CHIME calls for ‘laser-like focus’ on interoperability and a new timeline to implement Stage 3

The College of Healthcare Information Management Executives (CHIME) urged the federal government on Dec. 14, 2015, to give healthcare providers more time to adjust to recent changes to the Meaningful Use program before mandating new Stage 3 requirements. CHIME said extending the timeframe for Stage 3 no sooner than 2019 would allow all stakeholders – policymakers, providers, and vendors – to fully implement modifications made in October to Stage 2, and to focus energies on the critical issue of interoperability.

“CHIME members are committed to the goals of the Meaningful Use program,” said CHIME Board of Trustees Chair Charles E. Christian, CHCIO, LCHIME, FCHIME. “We have made significant progress in implementing information technology systems to improve patient care and reduce costs. However, we do not believe that the course laid out by the Centers for Medicare & Medicaid Services for Stage 3 will help us achieve some important goals, including better alignment of quality improvement efforts and widespread health information exchange. We need to let providers and vendors continue down the adoption curve and perfect systems that many are still putting in place.”

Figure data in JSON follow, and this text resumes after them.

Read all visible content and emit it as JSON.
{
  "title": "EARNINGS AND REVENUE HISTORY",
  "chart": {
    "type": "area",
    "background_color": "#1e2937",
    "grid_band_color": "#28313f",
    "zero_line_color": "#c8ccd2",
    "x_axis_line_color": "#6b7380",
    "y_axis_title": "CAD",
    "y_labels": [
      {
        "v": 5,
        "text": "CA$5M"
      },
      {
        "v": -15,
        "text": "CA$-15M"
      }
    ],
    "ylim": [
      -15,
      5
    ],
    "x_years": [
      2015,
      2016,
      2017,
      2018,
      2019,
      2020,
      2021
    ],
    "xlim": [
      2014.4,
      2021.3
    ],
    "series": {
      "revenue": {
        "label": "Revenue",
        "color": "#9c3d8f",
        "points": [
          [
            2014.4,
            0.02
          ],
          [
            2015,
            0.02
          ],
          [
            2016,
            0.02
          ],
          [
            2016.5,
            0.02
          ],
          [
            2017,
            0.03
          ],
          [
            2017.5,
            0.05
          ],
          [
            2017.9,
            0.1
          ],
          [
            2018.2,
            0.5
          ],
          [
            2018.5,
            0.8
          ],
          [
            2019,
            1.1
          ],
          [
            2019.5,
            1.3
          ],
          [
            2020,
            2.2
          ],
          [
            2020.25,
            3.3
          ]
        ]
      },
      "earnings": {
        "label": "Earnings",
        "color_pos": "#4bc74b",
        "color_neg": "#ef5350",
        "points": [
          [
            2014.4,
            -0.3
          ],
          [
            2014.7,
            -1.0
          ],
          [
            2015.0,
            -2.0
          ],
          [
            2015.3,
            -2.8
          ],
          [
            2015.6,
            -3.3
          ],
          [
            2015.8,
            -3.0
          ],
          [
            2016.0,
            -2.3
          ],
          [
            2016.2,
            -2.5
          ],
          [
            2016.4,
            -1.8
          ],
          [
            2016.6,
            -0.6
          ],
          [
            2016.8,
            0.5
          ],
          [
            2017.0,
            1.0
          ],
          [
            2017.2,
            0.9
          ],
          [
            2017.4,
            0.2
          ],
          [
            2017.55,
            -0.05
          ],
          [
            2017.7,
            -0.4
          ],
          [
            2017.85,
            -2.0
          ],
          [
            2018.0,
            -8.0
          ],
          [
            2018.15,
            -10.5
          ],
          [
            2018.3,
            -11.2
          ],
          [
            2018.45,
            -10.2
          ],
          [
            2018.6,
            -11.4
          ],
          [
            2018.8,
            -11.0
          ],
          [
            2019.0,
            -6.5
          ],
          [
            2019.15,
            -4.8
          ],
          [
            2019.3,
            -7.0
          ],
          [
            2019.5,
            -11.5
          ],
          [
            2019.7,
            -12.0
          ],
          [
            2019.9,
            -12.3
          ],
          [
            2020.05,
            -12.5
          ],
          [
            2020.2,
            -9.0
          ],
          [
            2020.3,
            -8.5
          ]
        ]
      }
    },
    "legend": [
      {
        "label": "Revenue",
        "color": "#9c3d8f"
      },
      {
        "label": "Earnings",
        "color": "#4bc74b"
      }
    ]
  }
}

What’s needed now, Christian added, is a laser-like focus on interoperability. Central to that is finding a safe, secure, and accurate methodology for patient identification. Also, Christian said, there needs to be a concerted effort to protect patients’ health information from cyber threats and data breaches. Christian also noted concerns among CIOs and IT vendors that the Stage 3 timeline is unrealistic for ensuring that certified products are available in the marketplace.

In written comments to CMS on Stage 3 regulations that were published in October, CHIME called for:

  1. Starting Stage 3 no earlier than 2019 and only after 75 percent of all eligible providers have met Stage 2;
  2. Removing the 2017 transitional year for meeting Meaningful Use Stage 3 and requiring 2015 Edition CEHRT no earlier than 2018;
  3. Creating a 90-day reporting period for every year of the program, including the first year at Stage 3, to allow providers adequate time for upgrades, planned downtime, fixes related to technology, or optimizing the use of new technology within workflows;
  4. Creating parity for both eligible providers (EPs) and eligible hospitals (EHs) by removing the existing pass/fail approach for Meaningful Use; and
  5. Reducing the burden for providers by streamlining reporting redundancies and refraining from requiring data collection and submission on measures that do not advance patient care.

“CHIME appreciates the increased flexibility CMS created in Stage 2 and the agency’s willingness to receive comments on Stage 3 regulations,” Christian said. “We are all striving to create a more efficient delivery system; one that improves patient care and lowers costs.”